Pencarian bukti pelaporan keuangan melalui situs organisasi di internet juga menunjukkan kantor lapangan WWF Nusa Tenggara tidak memublikasikan laporan keuangan (laporan aktivitas, laporan posisi keuangan, arus kas, atau catatan atas laporan keuangan), kecuali untuk kantor WWF nasional Indonesia di Jakarta dan kantor WWF internasional di Swiss yang memublikasikan laporan keuangan, seperti dikatakan staf Audit Manager WWF Indonesia (Halim Muda Rizal) dan staf WWF Internasional (Miriam Meischke) ketika melakukan konfirmasi melalui email. “Annual report 2007 dan 2008 dapat diakses melalui situs: http://assets.wwfid.panda.org/downloads/annual_report_2007_2008.pdf“ (Halim Muda Rizal). “At an international level our financial statements are readily available to the public. Please see: http://www.panda.org/who_we_are/organization/finance/” (Miriam Meischke ).
Temuan tersebut memberikan simpulan akuntabilitas pelaporan keuangan WWF internasional (Swiss) dan nasional (Jakarta) baik, kecuali untuk kantor lapangan (field office) yang berada di beberapa provinsi. Tidak dipublikasikannya laporan keuangan kantor lapangan (field office) disebabkan oleh mekanisme kebijakan pelaporan keuangan. Simpulan ini diperoleh ketika melakukan wawancara dengan ketua WWF Nusa Tenggara, Ridha Hakim dan staf keuangan, Ibu Komang mengenai alasan tidak dipublikasikannya laporan keuangan kantor lapangan kepada publik. “Kami memang tidak menerbitkan laporan keuangan untuk masing-masing kantor lapangan, sedangkan kantor nasional di Jakarta menerbitkan laporan keuangan. Hal ini dikarenakan kebijakan Kantor WWF nasional Jakarta. kantor lapangan menginput data setiap transaksi dan data dikirimkan setiap bulan (tanggal 25)
17
dalam bentuk data base ke kantor nasional Jakarta melalui internet. Jadi, kantor nasional Jakarta yang akan mengolah laporan keuangan tersebut (Bapak Ridha Hakim).”
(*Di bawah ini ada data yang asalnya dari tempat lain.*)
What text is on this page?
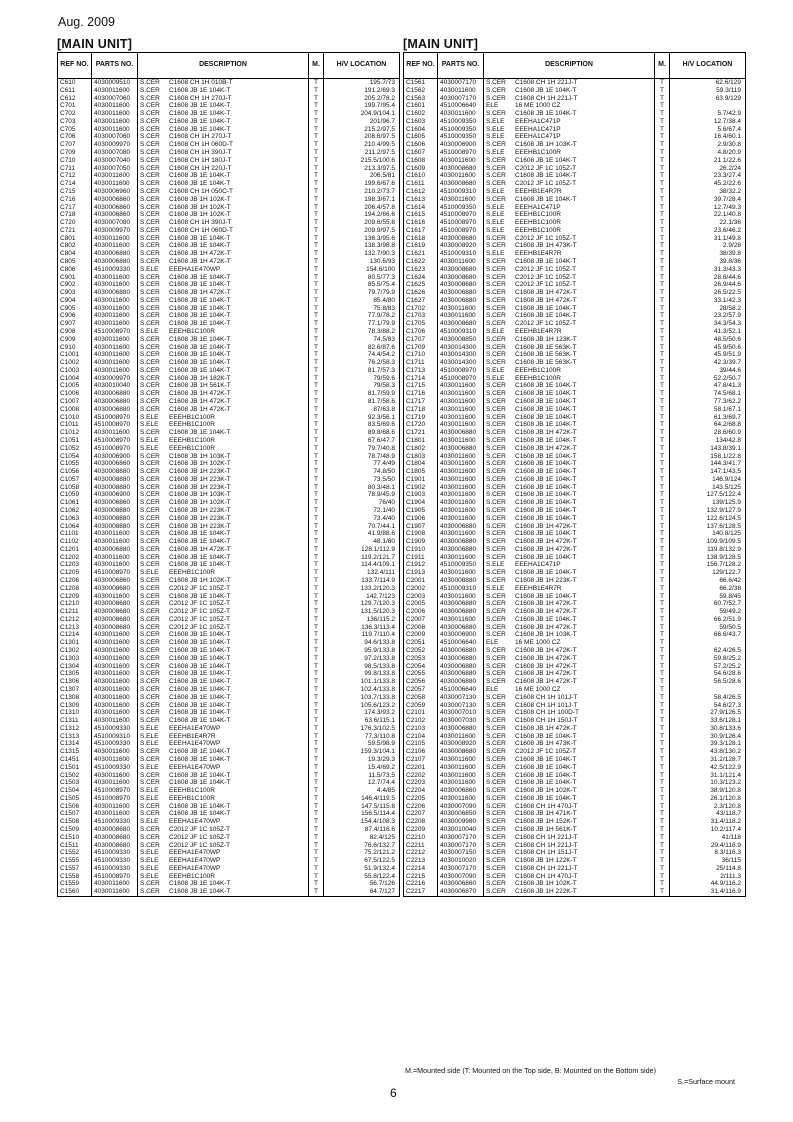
Aug. 2009
[MAIN UNIT]
REF NO.	PARTS NO.	DESCRIPTION	M.	H/V LOCATION
C610	4030009510	S.CER C1608 CH 1H 010B-T	T	195.7/73
C611	4030011600	S.CER C1608 JB 1E 104K-T	T	191.2/69.3
C612	4030007060	S.CER C1608 CH 1H 270J-T	T	205.2/78.2
C701	4030011600	S.CER C1608 JB 1E 104K-T	T	199.7/95.4
C702	4030011600	S.CER C1608 JB 1E 104K-T	T	204.9/104.1
C703	4030011600	S.CER C1608 JB 1E 104K-T	T	201/96.7
C705	4030011600	S.CER C1608 JB 1E 104K-T	T	215.2/97.5
C706	4030007060	S.CER C1608 CH 1H 270J-T	T	208.6/97.5
C707	4030009970	S.CER C1608 CH 1H 060D-T	T	210.4/99.5
C709	4030007080	S.CER C1608 CH 1H 390J-T	T	211.2/97.5
C710	4030007040	S.CER C1608 CH 1H 180J-T	T	215.5/100.6
C711	4030007050	S.CER C1608 CH 1H 220J-T	T	213.3/97.5
C712	4030011600	S.CER C1608 JB 1E 104K-T	T	206.5/81
C714	4030011600	S.CER C1608 JB 1E 104K-T	T	199.6/67.6
C715	4030006960	S.CER C1608 CH 1H 050C-T	T	210.2/73.7
C716	4030006860	S.CER C1608 JB 1H 102K-T	T	198.3/67.1
C717	4030006860	S.CER C1608 JB 1H 102K-T	T	206.4/57.8
C718	4030006860	S.CER C1608 JB 1H 102K-T	T	194.2/66.6
C720	4030007080	S.CER C1608 CH 1H 390J-T	T	209.6/55.8
C721	4030009970	S.CER C1608 CH 1H 060D-T	T	209.9/97.5
C801	4030011600	S.CER C1608 JB 1E 104K-T	T	136.3/95.6
C802	4030011600	S.CER C1608 JB 1E 104K-T	T	138.3/98.8
C804	4030006880	S.CER C1608 JB 1H 472K-T	T	132.7/90.3
C805	4030006880	S.CER C1608 JB 1H 472K-T	T	130.6/93
C806	4510009330	S.ELE EEEHA1E470WP	T	154.6/100
C901	4030011600	S.CER C1608 JB 1E 104K-T	T	80.5/77.3
C902	4030011600	S.CER C1608 JB 1E 104K-T	T	85.5/75.4
C903	4030006880	S.CER C1608 JB 1H 472K-T	T	79.7/79.9
C904	4030011600	S.CER C1608 JB 1E 104K-T	T	85.4/80
C905	4030011600	S.CER C1608 JB 1E 104K-T	T	75.8/83
C906	4030011600	S.CER C1608 JB 1E 104K-T	T	77.9/78.2
C907	4030011600	S.CER C1608 JB 1E 104K-T	T	77.1/79.9
C908	4510008970	S.ELE EEEHB1C100R	T	78.3/88.2
C909	4030011600	S.CER C1608 JB 1E 104K-T	T	74.5/83
C910	4030011600	S.CER C1608 JB 1E 104K-T	T	82.6/87.6
C1001	4030011600	S.CER C1608 JB 1E 104K-T	T	74.4/54.2
C1002	4030011600	S.CER C1608 JB 1E 104K-T	T	76.2/58.3
C1003	4030011600	S.CER C1608 JB 1E 104K-T	T	81.7/57.3
C1004	4030009970	S.CER C1608 JB 1H 182K-T	T	79/59.6
C1005	4030010040	S.CER C1608 JB 1H 561K-T	T	79/58.3
C1006	4030006880	S.CER C1608 JB 1H 472K-T	T	81.7/59.9
C1007	4030006880	S.CER C1608 JB 1H 472K-T	T	81.7/58.6
C1008	4030006880	S.CER C1608 JB 1H 472K-T	T	87/63.8
C1010	4510008970	S.ELE EEEHB1C100R	T	92.3/56.1
C1011	4510008970	S.ELE EEEHB1C100R	T	83.5/69.6
C1012	4030011600	S.CER C1608 JB 1E 104K-T	T	89.8/68.6
C1051	4510008970	S.ELE EEEHB1C100R	T	67.6/47.7
C1052	4510008970	S.ELE EEEHB1C100R	T	79.7/40.8
C1054	4030006900	S.CER C1608 JB 1H 103K-T	T	78.7/48.9
C1055	4030006860	S.CER C1608 JB 1H 102K-T	T	77.4/49
C1056	4030008880	S.CER C1608 JB 1H 223K-T	T	74.8/50
C1057	4030008880	S.CER C1608 JB 1H 223K-T	T	73.5/50
C1058	4030008880	S.CER C1608 JB 1H 223K-T	T	80.3/48.1
C1059	4030006900	S.CER C1608 JB 1H 103K-T	T	78.9/45.9
C1061	4030006860	S.CER C1608 JB 1H 102K-T	T	76/40
C1062	4030008880	S.CER C1608 JB 1H 223K-T	T	72.1/40
C1063	4030008880	S.CER C1608 JB 1H 223K-T	T	73.4/40
C1064	4030008880	S.CER C1608 JB 1H 223K-T	T	70.7/44.1
C1101	4030011600	S.CER C1608 JB 1E 104K-T	T	41.9/88.6
C1102	4030011600	S.CER C1608 JB 1E 104K-T	T	48.1/80
C1201	4030006880	S.CER C1608 JB 1H 472K-T	T	128.1/112.9
C1202	4030011600	S.CER C1608 JB 1E 104K-T	T	119.2/121.7
C1203	4030011600	S.CER C1608 JB 1E 104K-T	T	114.4/109.1
C1205	4510008970	S.ELE EEEHB1C100R	T	132.4/111
C1206	4030006860	S.CER C1608 JB 1H 102K-T	T	133.7/114.9
C1208	4030008680	S.CER C2012 JF 1C 105Z-T	T	133.2/120.3
C1209	4030011600	S.CER C1608 JB 1E 104K-T	T	142.7/123
C1210	4030008680	S.CER C2012 JF 1C 105Z-T	T	129.7/120.3
C1211	4030008680	S.CER C2012 JF 1C 105Z-T	T	131.5/120.3
C1212	4030008680	S.CER C2012 JF 1C 105Z-T	T	136/115.2
C1213	4030008680	S.CER C2012 JF 1C 105Z-T	T	136.3/113.4
C1214	4030011600	S.CER C1608 JB 1E 104K-T	T	119.7/110.4
C1301	4030011600	S.CER C1608 JB 1E 104K-T	T	94.6/133.8
C1302	4030011600	S.CER C1608 JB 1E 104K-T	T	95.9/133.8
C1303	4030011600	S.CER C1608 JB 1E 104K-T	T	97.2/133.8
C1304	4030011600	S.CER C1608 JB 1E 104K-T	T	98.5/133.8
C1305	4030011600	S.CER C1608 JB 1E 104K-T	T	99.8/133.8
C1306	4030011600	S.CER C1608 JB 1E 104K-T	T	101.1/133.8
C1307	4030011600	S.CER C1608 JB 1E 104K-T	T	102.4/133.8
C1308	4030011600	S.CER C1608 JB 1E 104K-T	T	103.7/133.8
C1309	4030011600	S.CER C1608 JB 1E 104K-T	T	105.6/123.2
C1310	4030011600	S.CER C1608 JB 1E 104K-T	T	174.3/93.2
C1311	4030011600	S.CER C1608 JB 1E 104K-T	T	63.6/115.1
C1312	4510009330	S.ELE EEEHA1E470WP	T	176.3/102.5
C1313	4510009310	S.ELE EEEHB1E4R7R	T	77.3/110.8
C1314	4510009330	S.ELE EEEHA1E470WP	T	59.5/98.9
C1315	4030011600	S.CER C1608 JB 1E 104K-T	T	159.3/104.1
C1451	4030011600	S.CER C1608 JB 1E 104K-T	T	19.3/29.3
C1501	4510009330	S.ELE EEEHA1E470WP	T	15.4/69.2
C1502	4030011600	S.CER C1608 JB 1E 104K-T	T	11.5/73.5
C1503	4030011600	S.CER C1608 JB 1E 104K-T	T	12.7/74.4
C1504	4510008970	S.ELE EEEHB1C100R	T	4.4/85
C1505	4510008970	S.ELE EEEHB1C100R	T	146.4/119.5
C1506	4030011600	S.CER C1608 JB 1E 104K-T	T	147.5/115.8
C1507	4030011600	S.CER C1608 JB 1E 104K-T	T	156.5/114.4
C1508	4510009330	S.ELE EEEHA1E470WP	T	154.4/108.3
C1509	4030008680	S.CER C2012 JF 1C 105Z-T	T	87.4/116.6
C1510	4030008680	S.CER C2012 JF 1C 105Z-T	T	82.4/125
C1511	4030008680	S.CER C2012 JF 1C 105Z-T	T	76.6/132.7
C1552	4510009330	S.ELE EEEHA1E470WP	T	75.2/121.2
C1555	4510009330	S.ELE EEEHA1E470WP	T	67.5/122.5
C1557	4510009330	S.ELE EEEHA1E470WP	T	51.9/132.4
C1558	4510008970	S.ELE EEEHB1C100R	T	55.8/122.4
C1559	4030011600	S.CER C1608 JB 1E 104K-T	T	56.7/126
C1560	4030011600	S.CER C1608 JB 1E 104K-T	T	64.7/127
[MAIN UNIT]
REF NO.	PARTS NO.	DESCRIPTION	M.	H/V LOCATION
C1561	4030007170	S.CER C1608 CH 1H 221J-T	T	62.6/129
C1562	4030011600	S.CER C1608 JB 1E 104K-T	T	59.3/119
C1563	4030007170	S.CER C1608 CH 1H 221J-T	T	63.9/129
C1601	4510006640	ELE 16 ME 1000 CZ	T	
C1602	4030011600	S.CER C1608 JB 1E 104K-T	T	5.7/42.9
C1603	4510009350	S.ELE EEEHA1C471P	T	12.7/38.4
C1604	4510009350	S.ELE EEEHA1C471P	T	5.6/67.4
C1605	4510009350	S.ELE EEEHA1C471P	T	16.4/60.1
C1606	4030006900	S.CER C1608 JB 1H 103K-T	T	2.9/30.8
C1607	4510008970	S.ELE EEEHB1C100R	T	4.8/20.9
C1608	4030011600	S.CER C1608 JB 1E 104K-T	T	21.1/22.6
C1609	4030008680	S.CER C2012 JF 1C 105Z-T	T	26.2/24
C1610	4030011600	S.CER C1608 JB 1E 104K-T	T	23.3/27.4
C1611	4030008680	S.CER C2012 JF 1C 105Z-T	T	45.2/22.6
C1612	4510009310	S.ELE EEEHB1E4R7R	T	38/32.2
C1613	4030011600	S.CER C1608 JB 1E 104K-T	T	39.7/28.4
C1614	4510009350	S.ELE EEEHA1C471P	T	12.7/49.3
C1615	4510008970	S.ELE EEEHB1C100R	T	22.1/40.8
C1616	4510008970	S.ELE EEEHB1C100R	T	22.1/36
C1617	4510008970	S.ELE EEEHB1C100R	T	23.6/46.2
C1618	4030008680	S.CER C2012 JF 1C 105Z-T	T	31.1/49.8
C1619	4030008920	S.CER C1608 JB 1H 473K-T	T	2.9/28
C1621	4510009310	S.ELE EEEHB1E4R7R	T	38/39.8
C1622	4030011600	S.CER C1608 JB 1E 104K-T	T	39.8/36
C1623	4030008680	S.CER C2012 JF 1C 105Z-T	T	31.3/43.3
C1624	4030008680	S.CER C2012 JF 1C 105Z-T	T	28.6/44.6
C1625	4030008680	S.CER C2012 JF 1C 105Z-T	T	26.9/44.6
C1626	4030006880	S.CER C1608 JB 1H 472K-T	T	26.5/22.5
C1627	4030006880	S.CER C1608 JB 1H 472K-T	T	33.1/42.3
C1702	4030011600	S.CER C1608 JB 1E 104K-T	T	28/58.2
C1703	4030011600	S.CER C1608 JB 1E 104K-T	T	23.2/57.9
C1705	4030008680	S.CER C2012 JF 1C 105Z-T	T	34.3/54.3
C1706	4510009310	S.ELE EEEHB1E4R7R	T	41.3/52.1
C1707	4030008850	S.CER C1608 JB 1H 123K-T	T	48.5/50.6
C1709	4030014300	S.CER C1608 JB 1E 563K-T	T	45.9/50.6
C1710	4030014300	S.CER C1608 JB 1E 563K-T	T	45.9/51.9
C1711	4030014300	S.CER C1608 JB 1E 563K-T	T	42.3/39.7
C1713	4510008970	S.ELE EEEHB1C100R	T	39/44.6
C1714	4510008970	S.ELE EEEHB1C100R	T	52.2/50.7
C1715	4030011600	S.CER C1608 JB 1E 104K-T	T	47.8/41.3
C1716	4030011600	S.CER C1608 JB 1E 104K-T	T	74.5/68.1
C1717	4030011600	S.CER C1608 JB 1E 104K-T	T	77.3/62.2
C1718	4030011600	S.CER C1608 JB 1E 104K-T	T	58.1/67.1
C1719	4030011600	S.CER C1608 JB 1E 104K-T	T	61.3/69.7
C1720	4030011600	S.CER C1608 JB 1E 104K-T	T	64.2/68.8
C1721	4030006880	S.CER C1608 JB 1H 472K-T	T	28.6/60.9
C1801	4030011600	S.CER C1608 JB 1E 104K-T	T	134/42.8
C1802	4030006880	S.CER C1608 JB 1H 472K-T	T	143.8/39.1
C1803	4030011600	S.CER C1608 JB 1E 104K-T	T	158.1/22.8
C1804	4030011600	S.CER C1608 JB 1E 104K-T	T	144.3/41.7
C1805	4030011600	S.CER C1608 JB 1E 104K-T	T	147.1/43.5
C1901	4030011600	S.CER C1608 JB 1E 104K-T	T	146.9/124
C1902	4030011600	S.CER C1608 JB 1E 104K-T	T	143.5/125
C1903	4030011600	S.CER C1608 JB 1E 104K-T	T	127.5/122.4
C1904	4030011600	S.CER C1608 JB 1E 104K-T	T	139/125.9
C1905	4030011600	S.CER C1608 JB 1E 104K-T	T	132.9/127.9
C1906	4030011600	S.CER C1608 JB 1E 104K-T	T	122.6/124.5
C1907	4030006880	S.CER C1608 JB 1H 472K-T	T	137.6/128.5
C1908	4030011600	S.CER C1608 JB 1E 104K-T	T	140.8/125
C1909	4030006880	S.CER C1608 JB 1H 472K-T	T	109.9/109.5
C1910	4030006880	S.CER C1608 JB 1H 472K-T	T	119.8/132.9
C1911	4030011600	S.CER C1608 JB 1E 104K-T	T	138.9/128.5
C1912	4510009350	S.ELE EEEHA1C471P	T	156.7/128.2
C1913	4030011600	S.CER C1608 JB 1E 104K-T	T	129/122.7
C2001	4030008880	S.CER C1608 JB 1H 223K-T	T	66.6/42
C2002	4510009310	S.ELE EEEHB1E4R7R	T	66.2/38
C2003	4030011600	S.CER C1608 JB 1E 104K-T	T	59.8/45
C2005	4030006880	S.CER C1608 JB 1H 472K-T	T	60.7/52.7
C2006	4030006880	S.CER C1608 JB 1H 472K-T	T	59/49.2
C2007	4030011600	S.CER C1608 JB 1E 104K-T	T	66.2/51.9
C2008	4030006880	S.CER C1608 JB 1H 472K-T	T	59/50.5
C2009	4030006900	S.CER C1608 JB 1H 103K-T	T	66.6/43.7
C2051	4510006640	ELE 16 ME 1000 CZ	T	
C2052	4030006880	S.CER C1608 JB 1H 472K-T	T	62.4/26.5
C2053	4030006880	S.CER C1608 JB 1H 472K-T	T	59.8/25.2
C2054	4030006880	S.CER C1608 JB 1H 472K-T	T	57.2/25.2
C2055	4030006880	S.CER C1608 JB 1H 472K-T	T	54.6/28.6
C2056	4030006880	S.CER C1608 JB 1H 472K-T	T	56.5/28.6
C2057	4510006640	ELE 16 ME 1000 CZ	T	
C2058	4030007130	S.CER C1608 CH 1H 101J-T	T	58.4/26.5
C2059	4030007130	S.CER C1608 CH 1H 101J-T	T	54.6/27.3
C2101	4030007010	S.CER C1608 CH 1H 100D-T	T	27.9/126.5
C2102	4030007030	S.CER C1608 CH 1H 150J-T	T	33.6/128.1
C2103	4030006880	S.CER C1608 JB 1H 472K-T	T	30.8/133.6
C2104	4030011600	S.CER C1608 JB 1E 104K-T	T	30.9/126.4
C2105	4030008920	S.CER C1608 JB 1H 473K-T	T	39.3/128.1
C2106	4030008680	S.CER C2012 JF 1C 105Z-T	T	43.8/130.2
C2107	4030011600	S.CER C1608 JB 1E 104K-T	T	31.2/128.7
C2201	4030011600	S.CER C1608 JB 1E 104K-T	T	42.5/122.9
C2202	4030011600	S.CER C1608 JB 1E 104K-T	T	31.1/121.4
C2203	4030011600	S.CER C1608 JB 1E 104K-T	T	10.3/123.2
C2204	4030006860	S.CER C1608 JB 1H 102K-T	T	38.9/120.8
C2205	4030011600	S.CER C1608 JB 1E 104K-T	T	26.1/120.8
C2206	4030007090	S.CER C1608 CH 1H 470J-T	T	2.3/120.8
C2207	4030006850	S.CER C1608 JB 1H 471K-T	T	43/118.7
C2208	4030009980	S.CER C1608 JB 1H 152K-T	T	31.4/118.2
C2209	4030010040	S.CER C1608 JB 1H 561K-T	T	10.2/117.4
C2210	4030007170	S.CER C1608 CH 1H 221J-T	T	41/118
C2211	4030007170	S.CER C1608 CH 1H 221J-T	T	29.4/116.9
C2212	4030007150	S.CER C1608 CH 1H 151J-T	T	8.3/116.3
C2213	4030010020	S.CER C1608 JB 1H 122K-T	T	36/115
C2214	4030007170	S.CER C1608 CH 1H 221J-T	T	25/114.8
C2215	4030007090	S.CER C1608 CH 1H 470J-T	T	2/111.3
C2216	4030006860	S.CER C1608 JB 1H 102K-T	T	44.9/116.2
C2217	4030006870	S.CER C1608 JB 1H 222K-T	T	31.4/116.9
M.=Mounted side (T: Mounted on the Top side, B: Mounted on the Bottom side)
S.=Surface mount
6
Akuntabilitas yang Diharapkan Masyarakat: Penafsiran yang Berbeda Untuk mengetahui apakah akuntabilitas organisasi kepada masyarakat merupakan sesuatu yang penting bagi mereka, peneliti melakukan konfirmasi dengan warga masyarakat dan menanyakan hal yang berhubungan dengan akuntabilitas. “Masyarakat tidak pernah meminta penjelasan tentang dana yang diberikan oleh NGO karena kebanyakan warga juga tidak bisa membaca laporan, maklum sebagian masyarakat juga masih banyak yang buta huruf dan tidak mengerti tata administrasi. Yang terpenting bagi masyarakat bisa bekerja dan mencukupi kebutuhan keluarga. Memang sering masyarakat diajak untuk berunding oleh organisasi terutama ketika ada kegiatan dan membahas dana yang diberikan kepada masyarakat jika masyarakat ikut membantu, namun hal itu tidak menjadi masalah. Masyarakat percaya jika mereka (organisasi WWF) berlaku jujur karena selama mengikuti kegiatan dan bekerja sama dengan organisasi, mereka tidak pernah macam-macam, misalnya seperti telat memberikan upah kepada warga ataupun meminta warga bekerja melebihi jadwal yang telah kita sepakati sebelumnya. Yang terpenting bagi masyarakat bukan masalah akuntabilitas pelaporan tanpa ada imbal balik kepada warga, namun warga dan organisasi harus sama-sama adil, warga memberikan jasa dan organisasi memberikan kompensasi kepada masyarakat” (Khairul). “Hal terpenting bagi warga adalah tindakan, bukan akuntabilitas pelaporan. Apa artinya ucapan tanpa pelaksanaan?” (Warga A). “Dahulu pernah sebuah projek dilaksanakan. Banyak tulisan dipasang di sepanjang jalan yang menyebutkan jumlah dana pembangunan fasilitas tersebut. Setelah beberapa waktu berjalan, ternyata fasilitas tersebut rusak. Menurut kami kualitasnya berbeda dengan jumlah dana ketika proyek dilaksanakan. Apa artinya hal tersebut? Meskipun dana tidak disebutkan, tetapi yang terpenting fasilitas tidak cepat rusak. Itu lebih penting” (Warga B).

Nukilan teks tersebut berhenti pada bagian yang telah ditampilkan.